For some reason, every-time Netflix releases a ‘blockbuster’ movie it feels rather lacklustre. There’s nothing quite like watching a brand new film on a giant screen while you stuff yourself with something yellow or brown. Unfortunately, however, we must get used to watching the latest release in bed, on a thirteen-inch screen with microwave popcorn.
Rather than risking a cinematic release, more and more studio’s will take the safety net that streaming services cast. Imagine you’re posed with the risk of releasing an experimental, sci-fi film like Annihilation; you can either toss the bait out to millions of plankton or hand it to one big whale. The Netflix whale. Here’s the best part of the whole predicament though. Paramount sold the film to Netflix because test audiences determined it to be “too intellectual” for general audiences. Too intellectual. When I read this, I made an audible sigh. How is it that we live in a cultural economy where something can be too smart to turn a profit? That’s going to keep me up at night, but the thing is, they’re right. It’s why so many good films like Blade Runner 2049 are struggling at the box office. Nobody likes a smarty pants. Keep your artistic expression to yourself and give us more bright and loud things.

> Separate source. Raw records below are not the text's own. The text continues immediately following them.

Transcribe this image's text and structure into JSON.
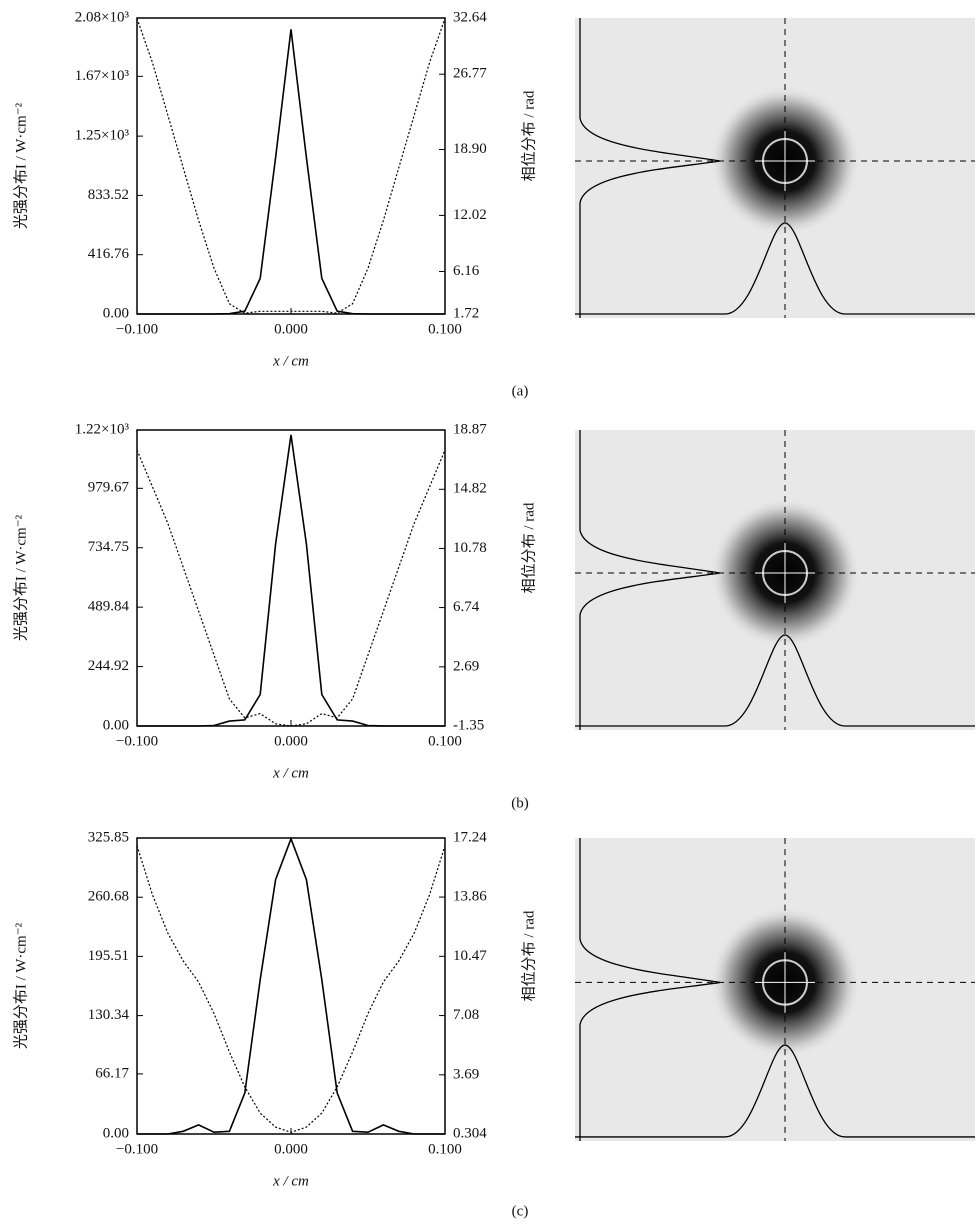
{
  "chart_data": [
    {
      "type": "line",
      "panel_label": "(a)",
      "x_label": "x / cm",
      "y_label": "光强分布I / W·cm⁻²",
      "y2_label": "相位分布 / rad",
      "x": [
        -0.1,
        -0.09,
        -0.08,
        -0.07,
        -0.06,
        -0.05,
        -0.04,
        -0.03,
        -0.02,
        -0.01,
        0,
        0.01,
        0.02,
        0.03,
        0.04,
        0.05,
        0.06,
        0.07,
        0.08,
        0.09,
        0.1
      ],
      "xlim": [
        -0.1,
        0.1
      ],
      "xticks": [
        {
          "value": -0.1,
          "label": "−0.100"
        },
        {
          "value": 0,
          "label": "0.000"
        },
        {
          "value": 0.1,
          "label": "0.100"
        }
      ],
      "ylim": [
        0,
        2080
      ],
      "yticks": [
        {
          "value": 0,
          "label": "0.00"
        },
        416.76,
        833.52,
        {
          "value": 1250,
          "label": "1.25×10³"
        },
        {
          "value": 1670,
          "label": "1.67×10³"
        },
        {
          "value": 2080,
          "label": "2.08×10³"
        }
      ],
      "y2lim": [
        1.72,
        32.64
      ],
      "y2ticks": [
        1.72,
        6.16,
        12.02,
        {
          "value": 18.9,
          "label": "18.90"
        },
        26.77,
        32.64
      ],
      "series": [
        {
          "color": "#000000",
          "dashed": false,
          "values": [
            0,
            0,
            0,
            0,
            0,
            0,
            2,
            20,
            250,
            1100,
            2000,
            1100,
            250,
            20,
            2,
            0,
            0,
            0,
            0,
            0,
            0
          ]
        },
        {
          "color": "#000000",
          "dashed": true,
          "axis": "y2",
          "values": [
            32.6,
            28,
            22.5,
            17,
            11.5,
            6.5,
            2.8,
            1.8,
            2,
            2,
            2,
            2,
            2,
            1.8,
            2.8,
            6.5,
            11.5,
            17,
            22.5,
            28,
            32.6
          ]
        }
      ]
    },
    {
      "type": "line",
      "panel_label": "(b)",
      "x_label": "x / cm",
      "y_label": "光强分布I / W·cm⁻²",
      "y2_label": "相位分布 / rad",
      "x": [
        -0.1,
        -0.09,
        -0.08,
        -0.07,
        -0.06,
        -0.05,
        -0.04,
        -0.03,
        -0.02,
        -0.01,
        0,
        0.01,
        0.02,
        0.03,
        0.04,
        0.05,
        0.06,
        0.07,
        0.08,
        0.09,
        0.1
      ],
      "xlim": [
        -0.1,
        0.1
      ],
      "xticks": [
        {
          "value": -0.1,
          "label": "−0.100"
        },
        {
          "value": 0,
          "label": "0.000"
        },
        {
          "value": 0.1,
          "label": "0.100"
        }
      ],
      "ylim": [
        0,
        1220
      ],
      "yticks": [
        {
          "value": 0,
          "label": "0.00"
        },
        244.92,
        489.84,
        734.75,
        979.67,
        {
          "value": 1220,
          "label": "1.22×10³"
        }
      ],
      "y2lim": [
        -1.35,
        18.87
      ],
      "y2ticks": [
        -1.35,
        2.69,
        6.74,
        10.78,
        14.82,
        18.87
      ],
      "series": [
        {
          "color": "#000000",
          "dashed": false,
          "values": [
            0,
            0,
            0,
            0,
            0,
            2,
            20,
            25,
            130,
            750,
            1200,
            750,
            130,
            25,
            20,
            2,
            0,
            0,
            0,
            0,
            0
          ]
        },
        {
          "color": "#000000",
          "dashed": true,
          "axis": "y2",
          "values": [
            17.5,
            15,
            12.5,
            9.5,
            6.5,
            3.5,
            0.5,
            -0.8,
            -0.5,
            -1.2,
            -1.35,
            -1.2,
            -0.5,
            -0.8,
            0.5,
            3.5,
            6.5,
            9.5,
            12.5,
            15,
            17.5
          ]
        }
      ]
    },
    {
      "type": "line",
      "panel_label": "(c)",
      "x_label": "x / cm",
      "y_label": "光强分布I / W·cm⁻²",
      "y2_label": "相位分布 / rad",
      "x": [
        -0.1,
        -0.09,
        -0.08,
        -0.07,
        -0.06,
        -0.05,
        -0.04,
        -0.03,
        -0.02,
        -0.01,
        0,
        0.01,
        0.02,
        0.03,
        0.04,
        0.05,
        0.06,
        0.07,
        0.08,
        0.09,
        0.1
      ],
      "xlim": [
        -0.1,
        0.1
      ],
      "xticks": [
        {
          "value": -0.1,
          "label": "−0.100"
        },
        {
          "value": 0,
          "label": "0.000"
        },
        {
          "value": 0.1,
          "label": "0.100"
        }
      ],
      "ylim": [
        0,
        325.85
      ],
      "yticks": [
        {
          "value": 0,
          "label": "0.00"
        },
        66.17,
        130.34,
        195.51,
        260.68,
        325.85
      ],
      "y2lim": [
        0.304,
        17.24
      ],
      "y2ticks": [
        0.304,
        3.69,
        7.08,
        10.47,
        13.86,
        17.24
      ],
      "series": [
        {
          "color": "#000000",
          "dashed": false,
          "values": [
            0,
            0,
            0,
            3,
            10,
            2,
            3,
            45,
            170,
            280,
            325,
            280,
            170,
            45,
            3,
            2,
            10,
            3,
            0,
            0,
            0
          ]
        },
        {
          "color": "#000000",
          "dashed": true,
          "axis": "y2",
          "values": [
            16.8,
            14,
            11.8,
            10.2,
            9,
            7.2,
            5,
            3,
            1.5,
            0.7,
            0.4,
            0.7,
            1.5,
            3,
            5,
            7.2,
            9,
            10.2,
            11.8,
            14,
            16.8
          ]
        }
      ]
    }
  ]
}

In all honesty, I get it. Annihilation was even a little ‘too intellectual’ for a film snob like me. Half the time you’re left with too much information and too few clues. Even as I write this, there are still parts of the film I’m trying to piece together, but that does not make it a bad film by any means. In fact, I think it is quite a good film. It echoes the likes of 2001: A Space Oddesy and Arrivalwhile still cutting its own path. The film centres around a group of 5 female scientists who venture into a mysterious quarantined area in the hopes of finding the source of a spreading ‘infection’. It’s made very clear that there is an extraterrestrial element here so I won’t be spoiling the film if I tell you so. It’s like the all-female Ghostbusters we were waiting for.
Most movies based on books are very refreshing because their plotlines are unique and they’ve often had an incredible amount of thought put into them. This movie truly does feel like it’s more than your average big-budget blockbuster. It takes some serious risks and much like Ex Machina, it poses a number of haunting questions that make for a richer but perhaps less entertaining film. Also, the special effects are to die for. While they weren’t always perfectly rendered, they were gorgeous, and unlike any, I have seen before. I should say, however, the film does seem to lack a purpose. Perhaps I’ve missed it, but it seems as if the story shows a lot yet says very little. I love movies that reflect the unpredictability of life, but I prefer it if they give a kernel of wisdom in doing so (think Manchester by the Sea or Boyhood).
All in all, Annihilation is a thrilling 115 minutes with a new take on the typical conventions of sci-fi films. If you give it a lot of energy, you will earn yourself a new perspective on humanity, and if you give it very little energy, you will get an exciting ride with a few confusing moments. One of the biggest takeaways for me, however, is how scared studios are to release films like this in Disney’s shadow and how thankful we can be that Netflix is shining its light on them.